Re-immigration causes the same longing for the Country beyond the Ocean as emigration once did. Still, Putkuri denies that she misses Canada. When nine-year-old Anne spoke English, her school-mates in Thunder Bay found it funny, whereas in Finland she has to explain her origins all the time. "I didn't think about re-immigrating immediately. At first, I only came to Finland for a summer job, to work for a couple of months. The idea matured slowly. I wanted international work experience and time to think about what I wanted to study," Putkuri recalls. She studied public administration in Ottawa for a couple of years, but found working more interesting and so abandoned her studies. It was not easy for a twenty-year-old to move alone to the other end
of the world. "I moved straight from Canada to my grandmother's place in Kitee, Northern Karelia. I spoke Finnish with a strong eastern accent. Many people thought that I was from Estonia or Russia. Moving to Helsinki to work was also confusing, since I had to build up my social circle from scratch once again," says Putkuri, describing her re-immigration. At the same time, she started studying at Helsinki University. "I travelled around Finland with other foreign students. It really expanded my horizon."

Putkuri has not had
any real trouble in Finland

"Still, I do feel different. After all these years, English is still my first language, and it kind of makes me a foreigner in my own country," she says. At the moment, Putkuri lives in Helsinki with her Finnish fiancé. The couple have been engaged for almost 18 months. When she is not freelancing, this happy returnee works on her master's thesis, and does not dream about moving back to Canada.

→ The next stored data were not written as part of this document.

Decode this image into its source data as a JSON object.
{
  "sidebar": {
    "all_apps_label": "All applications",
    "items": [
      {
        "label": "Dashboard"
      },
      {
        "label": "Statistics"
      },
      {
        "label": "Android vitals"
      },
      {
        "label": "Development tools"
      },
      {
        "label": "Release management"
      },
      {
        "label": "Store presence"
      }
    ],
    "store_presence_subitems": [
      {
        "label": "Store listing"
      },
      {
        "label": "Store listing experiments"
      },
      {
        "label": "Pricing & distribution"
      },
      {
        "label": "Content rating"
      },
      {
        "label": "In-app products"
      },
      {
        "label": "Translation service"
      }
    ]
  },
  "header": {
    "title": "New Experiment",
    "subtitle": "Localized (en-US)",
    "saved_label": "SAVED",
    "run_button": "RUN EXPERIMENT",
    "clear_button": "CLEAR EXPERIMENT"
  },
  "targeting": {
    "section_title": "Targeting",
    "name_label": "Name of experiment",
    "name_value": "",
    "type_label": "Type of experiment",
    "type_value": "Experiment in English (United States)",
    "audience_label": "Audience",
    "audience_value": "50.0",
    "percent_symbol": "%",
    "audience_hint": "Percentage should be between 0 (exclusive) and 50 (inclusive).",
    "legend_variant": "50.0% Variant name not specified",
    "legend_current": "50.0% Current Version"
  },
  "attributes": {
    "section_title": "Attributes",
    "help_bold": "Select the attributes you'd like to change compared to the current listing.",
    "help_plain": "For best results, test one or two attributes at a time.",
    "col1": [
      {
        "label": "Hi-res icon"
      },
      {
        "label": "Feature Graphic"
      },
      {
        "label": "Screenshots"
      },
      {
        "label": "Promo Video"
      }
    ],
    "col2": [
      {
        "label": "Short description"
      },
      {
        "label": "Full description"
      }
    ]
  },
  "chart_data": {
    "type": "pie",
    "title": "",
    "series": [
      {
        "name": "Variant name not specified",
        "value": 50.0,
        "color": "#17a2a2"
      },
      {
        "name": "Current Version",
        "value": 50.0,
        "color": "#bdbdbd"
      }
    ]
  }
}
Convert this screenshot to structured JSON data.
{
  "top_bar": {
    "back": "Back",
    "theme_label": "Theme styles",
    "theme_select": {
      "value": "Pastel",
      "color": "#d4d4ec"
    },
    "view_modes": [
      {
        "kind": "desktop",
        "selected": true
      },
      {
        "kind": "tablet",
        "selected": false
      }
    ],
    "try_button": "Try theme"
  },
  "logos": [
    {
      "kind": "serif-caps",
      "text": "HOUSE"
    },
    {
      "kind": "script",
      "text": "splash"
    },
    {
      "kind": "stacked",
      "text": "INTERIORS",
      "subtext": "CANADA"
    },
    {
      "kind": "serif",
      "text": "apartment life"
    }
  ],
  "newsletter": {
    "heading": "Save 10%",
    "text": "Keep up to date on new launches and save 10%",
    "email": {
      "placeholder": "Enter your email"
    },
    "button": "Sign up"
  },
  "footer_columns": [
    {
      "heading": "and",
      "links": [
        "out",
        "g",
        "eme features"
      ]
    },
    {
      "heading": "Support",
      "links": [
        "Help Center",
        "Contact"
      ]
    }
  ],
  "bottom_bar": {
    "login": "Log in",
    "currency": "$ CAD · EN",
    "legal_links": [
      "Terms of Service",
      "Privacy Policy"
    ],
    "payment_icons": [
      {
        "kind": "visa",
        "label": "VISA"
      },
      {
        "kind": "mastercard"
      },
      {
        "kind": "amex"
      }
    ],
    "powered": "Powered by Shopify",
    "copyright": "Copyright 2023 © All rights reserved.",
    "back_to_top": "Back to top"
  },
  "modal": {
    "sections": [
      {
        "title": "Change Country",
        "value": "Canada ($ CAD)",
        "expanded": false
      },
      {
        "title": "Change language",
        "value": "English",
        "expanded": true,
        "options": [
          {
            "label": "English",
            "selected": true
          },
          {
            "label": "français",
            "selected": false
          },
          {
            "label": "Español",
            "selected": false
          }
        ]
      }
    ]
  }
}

"I could imagine living in another European country, but Canada belongs to the past. I see my family every now and then, but I'm first and foremost European, and this is where my home is." ß


Finns have emigrated
for hundreds of years

Finns have always left their native country. And returned back home, when the longing has grown too strong. In the late 19th and early 20th centu-ries, whole villages from the western parts of Ostrobothnia emigrated to the United States and Canada. In addition to the Ostrobothnians, there are also emigrants from nearly all other parts of Finland in the United States. The old dialects were - and still are - mixed with English in their language. This mixed language, `Finglish', is spoken by both old emigrants and their des-cendants. The main reason for emigration was unemployment; when there was no work, there was no food. Many people gathered together their scarce belongings and went west to gain better living and working conditions. The huge road and railway networks of the new continent required the labour of thousands of people to complete them. The new inhabitants often stayed, and whole generations grew up in North America without any immediate contact with Finland or what is considered Finnish.

Over half a million Finns
have emigrated

Up until the 1990s, the Finnish Government paid returnees a so-called re-immigration subsidy, which was supposed to help returnees to a new start in their old home country. The wave of mass emigration at the turn of the last century was followed by further emigration waves, first to North America in the 1930s because of the depression in Finland, and then in the 1970s to neighbouring Sweden. People often moved back to Finland from Sweden as the standard of living in Finland rose. According to Statistics Finland, 753,905 people emigrated from Finland between 1945 and 1999. In the mid-1990s there were 13,830 Finns living in the United States and 10,095 in Canada. In both countries the gender distribution of Finns was almost exactly fifty-fifty. The number of female emigrants was a few per cent higher than the number of males. A third large Finnish community is to be found in Australia. In addition to these countries, there are Finns in lesser numbers in nearly all parts of the world. According to a study conducted in 1996 and 1997, the number of Finns living abroad at that time was approximately 250,000. The figure included all Finnish citizens who had moved abroad for at least 12 months.